Friday I took myself to see Are You There God? It’s Me, Margaret. I read the book more than 50 years ago, and I just had to see the movie. Like most people I usually like the books better than the movies that are made based on them.

So you may ask? What about this one?

First let me set the stage. The movie theater I went to is at a mall, and I haven’t been to the mall in a very long time. I used to go each morning and walk around and around, looking at the windows, watching people, hardly ever buying anything. In fact, I don’t remember the last time I bought anything at the mall. Which makes me wonder how they survive.

There’s a Leggo Land and a SeaWorld type thing and even something experiential that involves a pig named Pippa at the mall these days. I don’t get it.

It felt like a parallel universe when I walked inside on a Friday afternoon. Lots of people, most of them with little kids were walking around. It was noisy in a way I don’t remember. Teens wandering, which seemed odd on a school day. But frankly I have no sense of age, so maybe these were young adults, long out of high school.

I was early, so I walked part way around the mall, noting stores that were new, the loss of stores that used to be. OK. Let’s be honest. I walked part way around the mall to use the restroom.

I’m that age now.

Anyway, eventually I made my way back to the theater and stood in a short line to buy tickets. Everyone in line was an older woman. My age, actually.

The young man selling the tickets was slightly overweight, scraggly beard, a bit of a mustache, greasy hair. When I asked for a ticket to Are You There God, he smiled and said he remembered when he was a young girl growing up in the 70s always giggling with his friends about boys.

That set me back a moment.

I didn’t want to be judgmental, or reactionary, or inappropriate so I just smiled and nodded as I waited for my ticket. I took a second glance at him, trying to figure out if he was once a girl. Maybe. But then he started to laugh, and I was startled out of my musings. Just kidding he said, and I smiled and took my ticket and said, well, you never know…and he said no you don’t and I went to find my assigned seat.

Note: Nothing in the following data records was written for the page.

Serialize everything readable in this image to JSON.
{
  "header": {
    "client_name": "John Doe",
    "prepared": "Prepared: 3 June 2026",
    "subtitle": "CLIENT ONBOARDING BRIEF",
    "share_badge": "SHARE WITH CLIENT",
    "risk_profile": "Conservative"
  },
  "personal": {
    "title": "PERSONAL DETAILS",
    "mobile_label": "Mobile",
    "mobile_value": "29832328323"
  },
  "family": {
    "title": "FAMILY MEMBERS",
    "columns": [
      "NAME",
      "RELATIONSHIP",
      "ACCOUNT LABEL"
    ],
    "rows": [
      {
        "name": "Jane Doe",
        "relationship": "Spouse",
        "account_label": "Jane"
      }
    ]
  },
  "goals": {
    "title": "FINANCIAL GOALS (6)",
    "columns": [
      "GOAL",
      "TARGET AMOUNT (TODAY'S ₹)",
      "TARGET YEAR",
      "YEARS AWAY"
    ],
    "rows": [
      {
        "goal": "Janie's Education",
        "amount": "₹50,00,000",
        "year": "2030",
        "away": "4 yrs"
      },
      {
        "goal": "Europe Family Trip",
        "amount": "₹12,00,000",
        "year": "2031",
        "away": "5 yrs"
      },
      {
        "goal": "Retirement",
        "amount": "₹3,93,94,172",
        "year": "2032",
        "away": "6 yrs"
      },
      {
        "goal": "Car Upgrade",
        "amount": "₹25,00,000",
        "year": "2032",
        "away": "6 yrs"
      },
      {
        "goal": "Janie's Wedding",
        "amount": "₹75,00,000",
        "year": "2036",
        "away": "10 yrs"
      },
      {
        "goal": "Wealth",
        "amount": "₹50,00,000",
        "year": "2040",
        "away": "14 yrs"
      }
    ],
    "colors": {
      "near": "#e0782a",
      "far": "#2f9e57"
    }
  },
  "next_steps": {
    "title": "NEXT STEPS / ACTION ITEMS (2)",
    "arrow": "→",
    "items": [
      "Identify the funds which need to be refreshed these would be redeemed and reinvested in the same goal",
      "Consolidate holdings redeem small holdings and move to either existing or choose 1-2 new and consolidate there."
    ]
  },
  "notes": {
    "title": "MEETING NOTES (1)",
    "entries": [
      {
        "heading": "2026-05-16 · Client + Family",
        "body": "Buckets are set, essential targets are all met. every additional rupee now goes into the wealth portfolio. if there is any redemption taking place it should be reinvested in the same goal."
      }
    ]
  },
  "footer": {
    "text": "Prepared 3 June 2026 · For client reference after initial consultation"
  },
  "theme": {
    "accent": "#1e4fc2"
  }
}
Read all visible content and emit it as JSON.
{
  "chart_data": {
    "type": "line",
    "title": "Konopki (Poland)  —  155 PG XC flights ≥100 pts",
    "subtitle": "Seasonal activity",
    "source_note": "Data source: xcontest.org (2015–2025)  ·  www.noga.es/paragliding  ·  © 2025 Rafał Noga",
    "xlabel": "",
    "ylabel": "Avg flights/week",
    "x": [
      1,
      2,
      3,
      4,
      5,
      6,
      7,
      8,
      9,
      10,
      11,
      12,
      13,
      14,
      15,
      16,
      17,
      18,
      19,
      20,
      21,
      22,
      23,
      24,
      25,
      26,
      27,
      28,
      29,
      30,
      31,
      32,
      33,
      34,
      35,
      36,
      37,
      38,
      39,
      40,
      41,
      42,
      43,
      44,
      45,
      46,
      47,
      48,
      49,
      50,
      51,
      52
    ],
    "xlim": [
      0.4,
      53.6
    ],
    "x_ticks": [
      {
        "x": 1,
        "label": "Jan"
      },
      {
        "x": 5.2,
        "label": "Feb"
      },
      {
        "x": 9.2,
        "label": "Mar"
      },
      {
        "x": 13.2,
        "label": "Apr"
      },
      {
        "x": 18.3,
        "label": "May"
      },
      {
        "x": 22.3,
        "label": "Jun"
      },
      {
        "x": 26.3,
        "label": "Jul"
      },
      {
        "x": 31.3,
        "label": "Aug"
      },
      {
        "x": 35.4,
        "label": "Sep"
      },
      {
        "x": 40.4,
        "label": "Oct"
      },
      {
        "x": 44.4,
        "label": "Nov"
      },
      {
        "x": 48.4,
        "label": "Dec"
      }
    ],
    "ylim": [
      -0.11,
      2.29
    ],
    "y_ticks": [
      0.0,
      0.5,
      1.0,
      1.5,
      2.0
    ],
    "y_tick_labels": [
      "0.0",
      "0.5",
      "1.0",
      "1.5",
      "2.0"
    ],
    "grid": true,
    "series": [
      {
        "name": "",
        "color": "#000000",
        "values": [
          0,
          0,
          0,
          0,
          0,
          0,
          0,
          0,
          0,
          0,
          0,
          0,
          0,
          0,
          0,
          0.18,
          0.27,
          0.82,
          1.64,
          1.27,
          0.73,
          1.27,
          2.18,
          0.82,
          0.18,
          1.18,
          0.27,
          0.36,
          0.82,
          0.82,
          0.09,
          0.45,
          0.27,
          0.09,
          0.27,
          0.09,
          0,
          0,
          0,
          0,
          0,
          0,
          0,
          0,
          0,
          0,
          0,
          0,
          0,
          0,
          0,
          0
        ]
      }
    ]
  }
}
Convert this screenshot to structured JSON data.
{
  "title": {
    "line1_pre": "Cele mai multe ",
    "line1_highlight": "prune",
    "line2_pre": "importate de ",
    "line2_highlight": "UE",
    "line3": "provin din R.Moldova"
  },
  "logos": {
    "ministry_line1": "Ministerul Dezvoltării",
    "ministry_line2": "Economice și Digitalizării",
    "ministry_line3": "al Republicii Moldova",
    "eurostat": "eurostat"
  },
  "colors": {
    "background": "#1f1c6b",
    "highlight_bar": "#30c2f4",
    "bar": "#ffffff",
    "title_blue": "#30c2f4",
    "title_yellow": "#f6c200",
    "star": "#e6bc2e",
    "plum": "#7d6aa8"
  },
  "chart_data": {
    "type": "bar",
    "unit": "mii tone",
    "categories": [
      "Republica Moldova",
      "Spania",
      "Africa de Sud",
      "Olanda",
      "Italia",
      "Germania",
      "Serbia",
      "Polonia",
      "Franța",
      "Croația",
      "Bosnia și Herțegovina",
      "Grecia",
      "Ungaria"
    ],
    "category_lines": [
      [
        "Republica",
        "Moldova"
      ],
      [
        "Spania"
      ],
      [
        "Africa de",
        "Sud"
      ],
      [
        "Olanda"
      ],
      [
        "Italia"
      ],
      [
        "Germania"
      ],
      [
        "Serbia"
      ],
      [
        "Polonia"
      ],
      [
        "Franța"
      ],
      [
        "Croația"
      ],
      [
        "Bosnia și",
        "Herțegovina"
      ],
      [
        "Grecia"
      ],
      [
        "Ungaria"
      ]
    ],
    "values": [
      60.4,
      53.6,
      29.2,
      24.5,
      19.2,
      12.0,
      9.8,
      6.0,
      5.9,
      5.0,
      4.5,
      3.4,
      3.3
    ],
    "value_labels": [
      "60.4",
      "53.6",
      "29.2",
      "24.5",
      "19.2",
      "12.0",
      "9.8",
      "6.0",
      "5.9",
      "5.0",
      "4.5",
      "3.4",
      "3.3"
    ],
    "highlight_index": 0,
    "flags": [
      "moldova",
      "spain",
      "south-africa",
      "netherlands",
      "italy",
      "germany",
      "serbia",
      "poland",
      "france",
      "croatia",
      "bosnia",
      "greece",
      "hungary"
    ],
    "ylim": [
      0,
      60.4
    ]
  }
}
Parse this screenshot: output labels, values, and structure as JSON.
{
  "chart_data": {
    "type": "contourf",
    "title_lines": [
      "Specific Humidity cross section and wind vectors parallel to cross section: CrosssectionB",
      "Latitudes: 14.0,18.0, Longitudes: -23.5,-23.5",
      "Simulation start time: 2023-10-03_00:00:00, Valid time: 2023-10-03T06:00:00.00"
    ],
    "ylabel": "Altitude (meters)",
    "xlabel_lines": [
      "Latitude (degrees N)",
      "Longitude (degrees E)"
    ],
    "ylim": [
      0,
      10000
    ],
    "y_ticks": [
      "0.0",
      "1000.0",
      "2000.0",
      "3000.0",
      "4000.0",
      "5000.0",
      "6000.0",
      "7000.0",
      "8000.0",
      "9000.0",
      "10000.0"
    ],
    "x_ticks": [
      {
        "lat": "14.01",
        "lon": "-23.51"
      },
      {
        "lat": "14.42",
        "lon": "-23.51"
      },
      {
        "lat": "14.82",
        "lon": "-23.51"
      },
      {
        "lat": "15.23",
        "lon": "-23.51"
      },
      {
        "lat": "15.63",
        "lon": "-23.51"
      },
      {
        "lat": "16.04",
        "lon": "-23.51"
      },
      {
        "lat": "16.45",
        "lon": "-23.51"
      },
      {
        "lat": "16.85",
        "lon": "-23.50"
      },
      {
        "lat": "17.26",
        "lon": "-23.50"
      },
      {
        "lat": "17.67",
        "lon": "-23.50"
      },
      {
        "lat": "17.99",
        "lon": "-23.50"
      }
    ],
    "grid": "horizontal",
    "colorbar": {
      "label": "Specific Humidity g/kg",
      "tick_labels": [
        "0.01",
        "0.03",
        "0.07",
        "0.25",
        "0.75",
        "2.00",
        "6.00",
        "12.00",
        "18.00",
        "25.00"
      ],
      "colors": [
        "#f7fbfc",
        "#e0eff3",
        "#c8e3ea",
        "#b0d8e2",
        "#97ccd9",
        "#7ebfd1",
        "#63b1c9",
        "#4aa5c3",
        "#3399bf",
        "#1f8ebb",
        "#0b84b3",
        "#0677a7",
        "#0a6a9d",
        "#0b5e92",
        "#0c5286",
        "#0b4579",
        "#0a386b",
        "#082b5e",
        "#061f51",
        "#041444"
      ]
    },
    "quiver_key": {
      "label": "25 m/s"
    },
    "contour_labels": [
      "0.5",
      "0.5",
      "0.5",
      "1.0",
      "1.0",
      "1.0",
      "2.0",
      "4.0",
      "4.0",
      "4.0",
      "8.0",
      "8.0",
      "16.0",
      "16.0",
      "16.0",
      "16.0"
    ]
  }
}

And hours later I thought….You’re an idiot, he was much too young to be anything in the 70s! Why would you focus only on the fact he said he was a girl and not see how unreasonable the whole scenario was?

Anyway. The movie.

I thought the movie was marvelous. I don’t know how long it was because I never once checked my watch, which is something I almost always do in movies. I have such a short attention span. I smiled to myself through almost all of it. It was a gentle, sweet, thought provoking movie. I recommend it.

If you’re a woman of a certain age you probably read the book. Even if you haven’t, you should take yourself to this movie.

Tonight I watched a tape of an interview of Judy Blume on the Tonight Show. It’s short….take the time and see what she thinks about her book being made into a movie 50+ years after she wrote it.

I guess growing up in the 70s wasn’t so bad, even if the hairstyles and clothes were. Go see the movie and be reminded.